É importante também realçar o papel de destaque das pesquisas básicas realizadas pelo INPE em geofísica espacial, astrofísica e ciências espaciais. Em particular, o INPE desenvolve papel de liderança em pesquisas sobre o Sol e interação do vento solar com a magnetosfera terrestre, envolvendo um fenômeno físico fundamental denominado reconexão magnética. Como consequência desta atividade, o INPE desenvolveu, a partir de 2007, o Programa de Estudo e Monitoramento Brasileiro do Clima Espacial (EMBRACE), que é o único programa em países do hemisfério sul que monitora as emissões de massa coral do Sol, que podem afetar seriamente os sistemas de comunicação e o controle do tráfego aéreo no planeta.

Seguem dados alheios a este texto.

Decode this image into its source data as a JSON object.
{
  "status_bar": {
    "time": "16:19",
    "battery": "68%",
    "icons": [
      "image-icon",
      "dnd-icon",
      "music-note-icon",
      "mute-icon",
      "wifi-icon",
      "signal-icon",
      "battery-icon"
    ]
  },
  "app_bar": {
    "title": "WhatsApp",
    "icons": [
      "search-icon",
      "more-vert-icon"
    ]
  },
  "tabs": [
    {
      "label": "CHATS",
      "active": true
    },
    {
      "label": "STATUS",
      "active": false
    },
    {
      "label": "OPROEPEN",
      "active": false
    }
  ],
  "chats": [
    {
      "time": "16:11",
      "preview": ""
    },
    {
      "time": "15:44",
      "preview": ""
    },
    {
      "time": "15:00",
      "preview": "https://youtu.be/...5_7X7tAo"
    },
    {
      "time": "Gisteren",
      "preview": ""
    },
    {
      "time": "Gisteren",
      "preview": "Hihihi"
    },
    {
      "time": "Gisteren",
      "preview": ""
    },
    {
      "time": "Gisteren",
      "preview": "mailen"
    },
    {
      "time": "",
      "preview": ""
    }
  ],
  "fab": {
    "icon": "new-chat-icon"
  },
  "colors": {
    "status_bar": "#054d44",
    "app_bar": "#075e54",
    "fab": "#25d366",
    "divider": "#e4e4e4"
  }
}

Como qualifica o papel do INPE para a sociedade brasileira hoje e como a instituição pode se posicionar no futuro? De que forma a instituição pode ser aperfeiçoada?

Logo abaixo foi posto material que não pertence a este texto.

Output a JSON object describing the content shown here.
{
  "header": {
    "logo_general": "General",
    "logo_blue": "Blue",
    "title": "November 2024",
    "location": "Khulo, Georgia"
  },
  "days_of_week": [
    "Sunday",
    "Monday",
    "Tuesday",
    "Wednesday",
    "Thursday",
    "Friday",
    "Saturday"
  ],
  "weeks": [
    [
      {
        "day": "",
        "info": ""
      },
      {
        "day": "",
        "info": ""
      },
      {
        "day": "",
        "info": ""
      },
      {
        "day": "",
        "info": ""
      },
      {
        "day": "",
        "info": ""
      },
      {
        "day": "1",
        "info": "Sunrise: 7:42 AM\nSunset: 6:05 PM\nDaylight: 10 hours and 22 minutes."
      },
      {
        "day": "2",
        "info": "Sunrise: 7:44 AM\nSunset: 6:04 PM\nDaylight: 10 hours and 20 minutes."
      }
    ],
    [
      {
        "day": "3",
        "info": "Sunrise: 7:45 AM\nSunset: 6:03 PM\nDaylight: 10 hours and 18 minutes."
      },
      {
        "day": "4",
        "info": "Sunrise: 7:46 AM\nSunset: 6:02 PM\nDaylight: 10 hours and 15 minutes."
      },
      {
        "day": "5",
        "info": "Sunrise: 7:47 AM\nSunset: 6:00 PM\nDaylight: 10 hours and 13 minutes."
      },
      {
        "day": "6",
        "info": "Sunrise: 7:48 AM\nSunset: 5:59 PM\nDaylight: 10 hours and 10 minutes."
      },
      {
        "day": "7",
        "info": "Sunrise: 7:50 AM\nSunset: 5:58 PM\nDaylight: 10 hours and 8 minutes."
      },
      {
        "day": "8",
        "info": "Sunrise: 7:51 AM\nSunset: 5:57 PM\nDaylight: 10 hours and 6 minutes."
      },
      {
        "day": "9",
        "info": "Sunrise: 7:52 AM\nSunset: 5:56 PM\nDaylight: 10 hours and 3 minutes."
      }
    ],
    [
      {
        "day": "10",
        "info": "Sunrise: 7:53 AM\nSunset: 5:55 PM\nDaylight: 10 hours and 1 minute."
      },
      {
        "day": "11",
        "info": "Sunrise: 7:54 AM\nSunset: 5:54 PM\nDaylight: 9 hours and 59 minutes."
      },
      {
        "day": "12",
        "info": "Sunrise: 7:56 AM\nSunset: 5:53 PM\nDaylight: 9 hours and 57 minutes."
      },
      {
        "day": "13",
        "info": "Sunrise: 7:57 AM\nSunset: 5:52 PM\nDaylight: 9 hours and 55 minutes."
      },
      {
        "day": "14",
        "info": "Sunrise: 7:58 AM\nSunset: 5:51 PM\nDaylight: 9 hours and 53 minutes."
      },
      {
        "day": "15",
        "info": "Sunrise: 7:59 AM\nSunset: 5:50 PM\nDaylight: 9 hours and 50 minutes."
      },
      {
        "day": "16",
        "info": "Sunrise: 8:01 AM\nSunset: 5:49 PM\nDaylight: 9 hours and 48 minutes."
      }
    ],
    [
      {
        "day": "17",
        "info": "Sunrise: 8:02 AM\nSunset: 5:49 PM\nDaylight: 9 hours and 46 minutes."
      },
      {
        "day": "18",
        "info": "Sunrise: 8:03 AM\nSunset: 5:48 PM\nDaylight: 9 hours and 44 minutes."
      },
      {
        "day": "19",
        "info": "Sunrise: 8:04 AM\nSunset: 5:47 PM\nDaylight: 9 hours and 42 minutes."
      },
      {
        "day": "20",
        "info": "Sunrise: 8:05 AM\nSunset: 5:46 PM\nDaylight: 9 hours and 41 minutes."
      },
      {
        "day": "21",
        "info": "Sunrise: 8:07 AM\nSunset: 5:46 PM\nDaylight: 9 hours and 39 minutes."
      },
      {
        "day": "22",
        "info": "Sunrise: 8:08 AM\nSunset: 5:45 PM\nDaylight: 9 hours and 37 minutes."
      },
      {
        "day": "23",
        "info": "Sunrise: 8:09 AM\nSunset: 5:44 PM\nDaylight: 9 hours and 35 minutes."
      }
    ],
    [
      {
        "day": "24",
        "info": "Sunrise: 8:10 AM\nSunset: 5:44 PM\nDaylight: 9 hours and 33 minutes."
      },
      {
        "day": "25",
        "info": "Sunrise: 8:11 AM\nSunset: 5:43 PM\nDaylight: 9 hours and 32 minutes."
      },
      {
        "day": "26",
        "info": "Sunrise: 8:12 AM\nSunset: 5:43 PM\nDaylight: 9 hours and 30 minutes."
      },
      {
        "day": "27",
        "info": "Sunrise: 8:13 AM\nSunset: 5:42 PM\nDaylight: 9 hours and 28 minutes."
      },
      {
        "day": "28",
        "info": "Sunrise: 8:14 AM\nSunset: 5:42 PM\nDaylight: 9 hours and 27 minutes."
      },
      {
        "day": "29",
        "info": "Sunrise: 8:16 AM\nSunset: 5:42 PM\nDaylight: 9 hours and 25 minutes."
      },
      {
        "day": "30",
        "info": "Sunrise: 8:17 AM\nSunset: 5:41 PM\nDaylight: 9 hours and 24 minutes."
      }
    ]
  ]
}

O papel do INPE, extremamente relevante para a sociedade brasileira, é exercer a função de instituição líder em pesquisas espaciais e na execução do Programa Espacial Brasileiro, no que concerne suas aplicações civis e científicas. No entanto, a estrutura do INPE está muito aquém da apropriada para atender esse objetivo. O INPE deveria ser convertido em um instituto nacional na área espacial, gerido por uma Direção Geral coordenando diversas diretorias especializadas nas áreas de meteorologia, observação da Terra, engenharia e tecnologia espacial, ciência espacial básica, incluindo geofísica espacial, astrofísica, astronomia e áreas correlatas etc. Isso deveria ser feito agregando em uma única estrutura outras unidades do MCTIC voltadas para as ciências espaciais, nomeadamente o Observatório Nacional e o Laboratório Nacional de Astrofísica. Para isso, seria necessário um aumento substancial no seu quadro de servidores e nos dessas instituições.

Fazer ciência demanda recursos e avançar na produção científica, na produção de pesquisa, só é possível com orçamento e isso é uma questão fundamental para uma entidade produtora de ciência, caso do INPE. Como avalia que pode contribuir nesse sentido a regulamentação do Marco Legal de Ciência, Tecnologia e Inovação?

A regulamentação do Marco Legal de Ciência e Tecnologia trouxe ferramentas importantíssimas para facilitar a execução de projetos científicos, tanto na simplificação dos procedimentos administrativos, como a possibilidade de aquisição direta de equipamentos de pesquisa sem licitação, como na parceira com empresas na execução de projetos. Além disso, vários dos instrumentos jurídicos instituídos no Decreto 9.283 devem estimular substancialmente as iniciativas de inovação tecnológica nas instituições de pesquisa. No entanto, a utilização dessas ferramentas tem sido bastante dificultada pela atitude reacionária de alguns advogados da União encarregados de dar parecer jurídico sobre os processos elaborados pelas unidades de pesquisa. Nesse aspecto, julgo ser necessária uma atuação mais proativa da Consultoria Jurídica do MCTIC no estabelecimento de procedimentos uniformes na utilização do Marco Legal, a ser aplicado a todas suas unidades de pesquisa.